There were several potential limitations for the present study. Firstly, this study was performed in a single hospital, which restricted the generalizability, although it can facilitate consistency of evaluation. Additionally, external validation is necessary. Secondly, due to the difficulty in identifying an external group, we are unable to validate our findings in an independent population. Thirdly, only cancer-specific mortality was analyzed in this study, because information on deaths from causes other than digestive tract cancers is incomplete, which precludes further competing risk analysis. Fourthly, patients were exclusively enrolled from a southern city in China, which restricted racial or ethnical extrapolation. Fifthly, the recruitment period was as long as 10 years, during which the advances in surgical therapies might introduce a possible bias and impact the prognosis of patients due to time effect.

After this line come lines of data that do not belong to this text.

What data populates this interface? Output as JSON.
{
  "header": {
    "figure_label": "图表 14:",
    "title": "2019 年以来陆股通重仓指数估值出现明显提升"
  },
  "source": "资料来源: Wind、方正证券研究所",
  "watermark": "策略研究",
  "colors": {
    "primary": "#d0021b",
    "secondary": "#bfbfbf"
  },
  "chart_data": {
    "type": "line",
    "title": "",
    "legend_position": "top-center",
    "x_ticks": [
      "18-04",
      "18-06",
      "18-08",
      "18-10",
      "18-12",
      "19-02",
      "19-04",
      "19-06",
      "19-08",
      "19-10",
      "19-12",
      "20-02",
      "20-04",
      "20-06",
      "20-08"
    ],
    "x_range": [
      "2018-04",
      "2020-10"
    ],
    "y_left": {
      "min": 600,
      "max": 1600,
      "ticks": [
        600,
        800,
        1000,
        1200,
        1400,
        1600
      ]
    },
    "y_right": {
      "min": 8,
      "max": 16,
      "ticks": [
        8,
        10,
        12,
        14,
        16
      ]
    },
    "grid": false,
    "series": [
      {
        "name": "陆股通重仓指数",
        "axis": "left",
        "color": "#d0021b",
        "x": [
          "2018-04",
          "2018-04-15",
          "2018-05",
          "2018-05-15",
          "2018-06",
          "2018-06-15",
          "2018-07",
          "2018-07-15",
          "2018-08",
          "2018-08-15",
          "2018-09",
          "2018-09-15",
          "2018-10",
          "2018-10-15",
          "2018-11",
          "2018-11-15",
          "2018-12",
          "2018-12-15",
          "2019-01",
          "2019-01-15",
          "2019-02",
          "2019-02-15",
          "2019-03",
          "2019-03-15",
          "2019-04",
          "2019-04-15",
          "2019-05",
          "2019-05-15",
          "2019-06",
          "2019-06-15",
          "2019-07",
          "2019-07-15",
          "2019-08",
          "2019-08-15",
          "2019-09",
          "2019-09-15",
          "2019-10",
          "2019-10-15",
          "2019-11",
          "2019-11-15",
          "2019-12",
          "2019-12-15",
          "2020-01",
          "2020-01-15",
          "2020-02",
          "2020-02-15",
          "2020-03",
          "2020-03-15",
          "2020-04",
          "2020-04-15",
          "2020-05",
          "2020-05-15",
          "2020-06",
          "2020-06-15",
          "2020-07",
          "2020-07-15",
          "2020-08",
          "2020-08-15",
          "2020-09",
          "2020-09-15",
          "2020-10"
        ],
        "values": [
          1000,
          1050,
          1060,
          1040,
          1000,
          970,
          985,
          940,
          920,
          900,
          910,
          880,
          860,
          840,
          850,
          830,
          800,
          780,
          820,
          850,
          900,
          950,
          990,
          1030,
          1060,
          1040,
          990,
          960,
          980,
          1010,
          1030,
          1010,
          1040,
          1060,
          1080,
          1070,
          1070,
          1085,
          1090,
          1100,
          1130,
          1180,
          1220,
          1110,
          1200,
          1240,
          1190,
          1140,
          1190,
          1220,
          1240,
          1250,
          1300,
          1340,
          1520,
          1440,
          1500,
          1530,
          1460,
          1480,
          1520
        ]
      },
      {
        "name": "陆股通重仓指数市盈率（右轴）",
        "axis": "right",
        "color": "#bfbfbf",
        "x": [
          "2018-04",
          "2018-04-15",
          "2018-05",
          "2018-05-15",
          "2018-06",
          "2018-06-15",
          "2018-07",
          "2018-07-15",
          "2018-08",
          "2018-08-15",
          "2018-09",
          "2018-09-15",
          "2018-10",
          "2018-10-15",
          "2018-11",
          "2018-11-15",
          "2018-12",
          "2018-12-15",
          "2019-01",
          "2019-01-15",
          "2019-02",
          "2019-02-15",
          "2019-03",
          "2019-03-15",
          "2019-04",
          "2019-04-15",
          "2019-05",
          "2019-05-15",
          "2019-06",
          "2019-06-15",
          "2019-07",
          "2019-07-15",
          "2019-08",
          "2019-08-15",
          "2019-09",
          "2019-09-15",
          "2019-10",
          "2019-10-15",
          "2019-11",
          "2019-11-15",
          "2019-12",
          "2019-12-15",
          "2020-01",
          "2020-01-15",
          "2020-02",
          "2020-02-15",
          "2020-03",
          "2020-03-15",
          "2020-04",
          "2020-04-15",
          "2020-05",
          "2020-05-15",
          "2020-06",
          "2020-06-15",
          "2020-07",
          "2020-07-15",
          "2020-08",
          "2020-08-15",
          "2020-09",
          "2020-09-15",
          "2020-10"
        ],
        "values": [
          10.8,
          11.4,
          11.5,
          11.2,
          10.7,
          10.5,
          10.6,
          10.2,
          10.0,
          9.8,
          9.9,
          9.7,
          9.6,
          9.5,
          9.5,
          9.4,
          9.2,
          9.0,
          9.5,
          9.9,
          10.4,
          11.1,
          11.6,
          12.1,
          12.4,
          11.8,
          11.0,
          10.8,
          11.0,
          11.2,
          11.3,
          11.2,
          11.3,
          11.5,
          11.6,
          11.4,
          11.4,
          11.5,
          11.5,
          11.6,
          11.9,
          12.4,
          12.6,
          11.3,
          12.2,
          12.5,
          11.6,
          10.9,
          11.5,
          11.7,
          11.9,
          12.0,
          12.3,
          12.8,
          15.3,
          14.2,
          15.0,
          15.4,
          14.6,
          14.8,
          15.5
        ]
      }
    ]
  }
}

Taken together, our findings indicate that preoperative INP, as an inflammation-related index, is a significant independent predictor for postoperative cancer-specific mortality in patients with digestive tract cancers overall and by cancer sites in Chinese. For practical reasons, data from this study may provide basic evidence that patients with digestive tract cancers especially GC who have elevated INP based on the optimal cutting points of NLR and PLR, presumably need close monitoring for prolonging survival and improving quality of life after the surgery, and are thus of significant clinical value.

Ethics Statement

All procedures followed were in accordance with the ethical standards of the responsible committee on human experimentation and with the Helsinki Declaration of 1964 and later versions. Informed consent to be included in the study, or the equivalent, was obtained from all patients.

Author Contributions

DH, FP, and WN planned and designed the study, and directed its implementation. FP, DH, JL, and XZhe drafted the protocol. DH, XL, HZ, and YX obtained statutory and ethics approvals. DH, XL, HZ, and YX contributed to data acquisition. XZha, JJ, and WN conducted statistical analyses. WN, DH, FP, JJ, JL, and XZhe had access to all raw data. XZha, FP, DH, and WN did the data preparation and quality control. XZha, FP, JJ, and WN wrote and revised the manuscript. All authors read and approved the final manuscript prior to submission.

Conflict of Interest Statement

The authors declare that the research was conducted in the absence of any commercial or financial relationships that could be construed as a potential conflict of interest.